The knowledge that we will all die is a strange dark flower on the long history of human cognitive evolution. It may be the concept that more than anything else - more than the language we use to express it, more than the emotional capacity to grieve it and the episodic memory we use to recall it - marks the decisive branching of homo sapiens sapiens from our hominid ancestors. Death is what came into the garden when we ate the apple of knowledge. It came to us not as a punishment, but simply because it is the unavoidable consequence of having a certain capacity to know, to travel in time and see that we will not be alive forever.

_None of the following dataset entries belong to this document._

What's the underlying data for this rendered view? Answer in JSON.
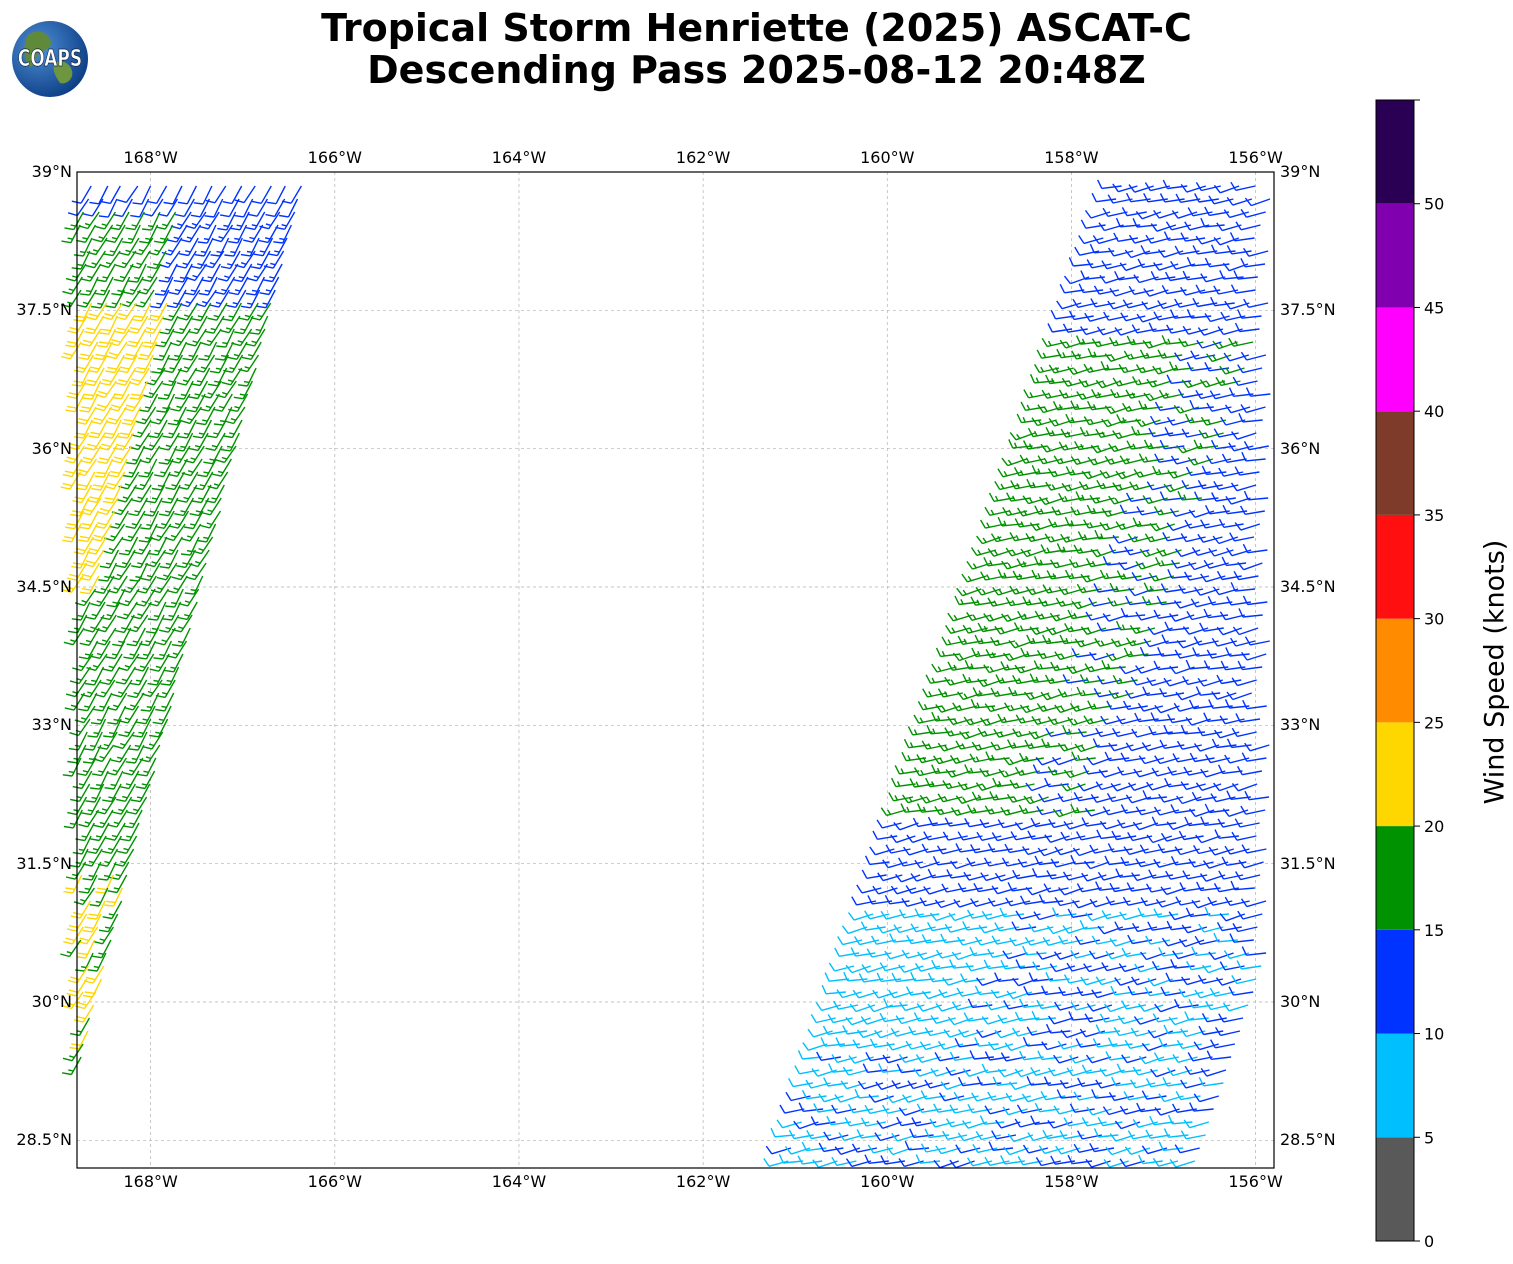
{
  "title": {
    "line1": "Tropical Storm Henriette (2025) ASCAT-C",
    "line2": "Descending Pass 2025-08-12 20:48Z"
  },
  "logo": {
    "text": "COAPS",
    "icon": "globe-logo-icon"
  },
  "map": {
    "type": "wind-barb-scatterometer-map",
    "lon_range": [
      -168.8,
      -155.8
    ],
    "lat_range": [
      28.2,
      39.0
    ],
    "lon_ticks": [
      "168°W",
      "166°W",
      "164°W",
      "162°W",
      "160°W",
      "158°W",
      "156°W"
    ],
    "lat_ticks": [
      "39°N",
      "37.5°N",
      "36°N",
      "34.5°N",
      "33°N",
      "31.5°N",
      "30°N",
      "28.5°N"
    ],
    "gridlines": true,
    "swaths": [
      {
        "name": "west",
        "lon_west_edge": [
          -168.8,
          -166.3
        ],
        "approx_wind_kt": "10-25"
      },
      {
        "name": "east",
        "lon_west_edge": [
          -161.3,
          -158.7
        ],
        "approx_wind_kt": "5-20"
      }
    ]
  },
  "colorbar": {
    "label": "Wind Speed (knots)",
    "ticks": [
      "0",
      "5",
      "10",
      "15",
      "20",
      "25",
      "30",
      "35",
      "40",
      "45",
      "50"
    ],
    "bins": [
      {
        "range": [
          0,
          5
        ],
        "color": "#595959"
      },
      {
        "range": [
          5,
          10
        ],
        "color": "#00bfff"
      },
      {
        "range": [
          10,
          15
        ],
        "color": "#0033ff"
      },
      {
        "range": [
          15,
          20
        ],
        "color": "#009200"
      },
      {
        "range": [
          20,
          25
        ],
        "color": "#ffd700"
      },
      {
        "range": [
          25,
          30
        ],
        "color": "#ff8c00"
      },
      {
        "range": [
          30,
          35
        ],
        "color": "#ff0f0f"
      },
      {
        "range": [
          35,
          40
        ],
        "color": "#7f3b29"
      },
      {
        "range": [
          40,
          45
        ],
        "color": "#ff00ff"
      },
      {
        "range": [
          45,
          50
        ],
        "color": "#8000b0"
      },
      {
        "range": [
          50,
          55
        ],
        "color": "#2a0055"
      }
    ]
  }
}
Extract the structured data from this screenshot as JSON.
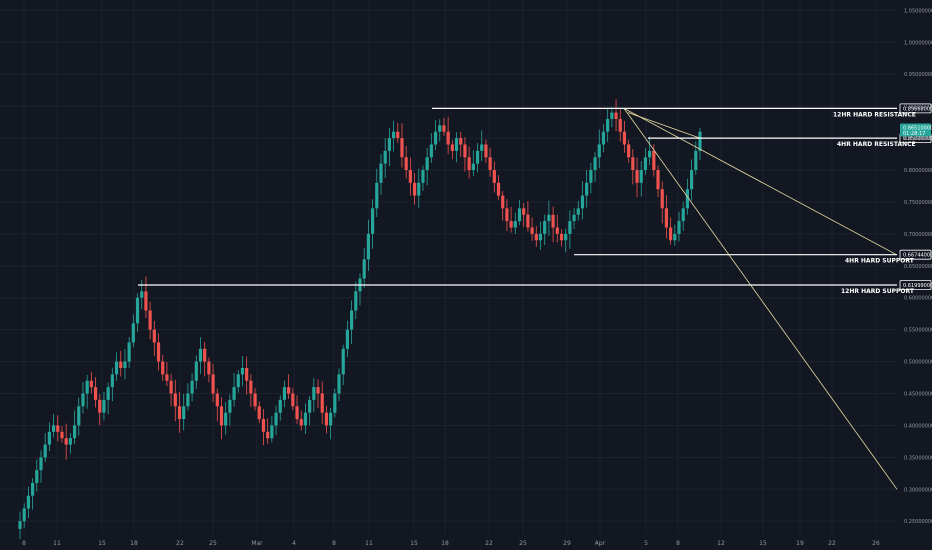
{
  "chart_data": {
    "type": "candlestick",
    "title": "",
    "xlabel": "",
    "ylabel": "",
    "grid": true,
    "colors": {
      "background": "#131722",
      "grid": "#1e222d",
      "up": "#26a69a",
      "down": "#ef5350",
      "level_line": "#ffffff",
      "trend_line": "#e8dca0",
      "axis_text": "#9598a1",
      "current_price_bg": "#26a69a"
    },
    "ylim": [
      0.23,
      1.06
    ],
    "y_ticks": [
      "1.05000000",
      "1.00000000",
      "0.95000000",
      "0.90000000",
      "0.85000000",
      "0.80000000",
      "0.75000000",
      "0.70000000",
      "0.65000000",
      "0.60000000",
      "0.55000000",
      "0.50000000",
      "0.45000000",
      "0.40000000",
      "0.35000000",
      "0.30000000",
      "0.25000000"
    ],
    "x_ticks": [
      "8",
      "11",
      "15",
      "18",
      "22",
      "25",
      "Mar",
      "4",
      "8",
      "11",
      "15",
      "18",
      "22",
      "25",
      "29",
      "Apr",
      "5",
      "8",
      "12",
      "15",
      "19",
      "22",
      "26"
    ],
    "levels": [
      {
        "label": "12HR HARD RESISTANCE",
        "value": 0.8966,
        "tag": "0.89668000"
      },
      {
        "label": "4HR HARD RESISTANCE",
        "value": 0.85,
        "tag": "0.85000000"
      },
      {
        "label": "4HR HARD SUPPORT",
        "value": 0.66744,
        "tag": "0.66744000"
      },
      {
        "label": "12HR HARD SUPPORT",
        "value": 0.61999,
        "tag": "0.61999000"
      }
    ],
    "current_price": {
      "value": 0.8651,
      "label": "0.86510000",
      "sublabel": "01:28:17"
    },
    "trend_lines": [
      {
        "from": {
          "x": "Apr 2",
          "y": 0.8966
        },
        "to": {
          "x": "Apr 28",
          "y": 0.667
        }
      },
      {
        "from": {
          "x": "Apr 2",
          "y": 0.8966
        },
        "to": {
          "x": "Apr 28",
          "y": 0.3
        }
      }
    ],
    "series": [
      {
        "type": "close",
        "x_start": "Feb 6",
        "x_step_hours": 12,
        "values": [
          0.25,
          0.27,
          0.29,
          0.31,
          0.33,
          0.35,
          0.37,
          0.39,
          0.4,
          0.39,
          0.38,
          0.37,
          0.38,
          0.4,
          0.43,
          0.45,
          0.47,
          0.46,
          0.44,
          0.42,
          0.44,
          0.46,
          0.48,
          0.5,
          0.49,
          0.5,
          0.53,
          0.56,
          0.6,
          0.61,
          0.58,
          0.55,
          0.53,
          0.5,
          0.48,
          0.47,
          0.45,
          0.43,
          0.41,
          0.43,
          0.45,
          0.47,
          0.5,
          0.52,
          0.5,
          0.48,
          0.45,
          0.43,
          0.4,
          0.42,
          0.44,
          0.46,
          0.48,
          0.49,
          0.47,
          0.45,
          0.43,
          0.41,
          0.39,
          0.38,
          0.4,
          0.42,
          0.44,
          0.46,
          0.45,
          0.43,
          0.41,
          0.4,
          0.42,
          0.44,
          0.46,
          0.45,
          0.42,
          0.4,
          0.42,
          0.45,
          0.48,
          0.52,
          0.55,
          0.58,
          0.61,
          0.63,
          0.66,
          0.7,
          0.74,
          0.78,
          0.81,
          0.83,
          0.85,
          0.86,
          0.85,
          0.82,
          0.8,
          0.78,
          0.76,
          0.78,
          0.8,
          0.82,
          0.84,
          0.86,
          0.87,
          0.86,
          0.84,
          0.83,
          0.85,
          0.84,
          0.82,
          0.8,
          0.81,
          0.83,
          0.84,
          0.82,
          0.8,
          0.78,
          0.76,
          0.74,
          0.72,
          0.71,
          0.72,
          0.74,
          0.73,
          0.71,
          0.7,
          0.69,
          0.7,
          0.72,
          0.73,
          0.71,
          0.7,
          0.69,
          0.7,
          0.72,
          0.73,
          0.74,
          0.76,
          0.78,
          0.8,
          0.82,
          0.84,
          0.86,
          0.88,
          0.89,
          0.88,
          0.86,
          0.84,
          0.82,
          0.8,
          0.78,
          0.8,
          0.82,
          0.83,
          0.8,
          0.77,
          0.74,
          0.71,
          0.69,
          0.7,
          0.72,
          0.74,
          0.77,
          0.8,
          0.83,
          0.86
        ]
      }
    ]
  }
}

Whatever that final tweak of cognitive capacity was, we have spent the millenia since trying to incorporate the knowledge and manage the dilemma that results. How do you live a meaningful life when you know it's going to end?

...

Certainly, as a way of coping with the thought of death, we often turn to thoughts about other 'bigger' structures that may be immune to it. But we don't do this simply to bury our fear under a cortical carpet and stomp the rug down. The response is not entirely about suppression, about stopping yourself thinking about something unpleasant. It is an active response in order to resolve a situation, take control of it - because you must take steps to deal, not just with the present fear but also the future reality. The tiger will get you, so what are you going to do about it if you are not to remain paralyzed?

So some people write poems.

- Alice Major, from her essay "The Wide and Starry Sky: Falling in Love with the Poem" in the Summer 2015 (#135) issue of The New Quarterly.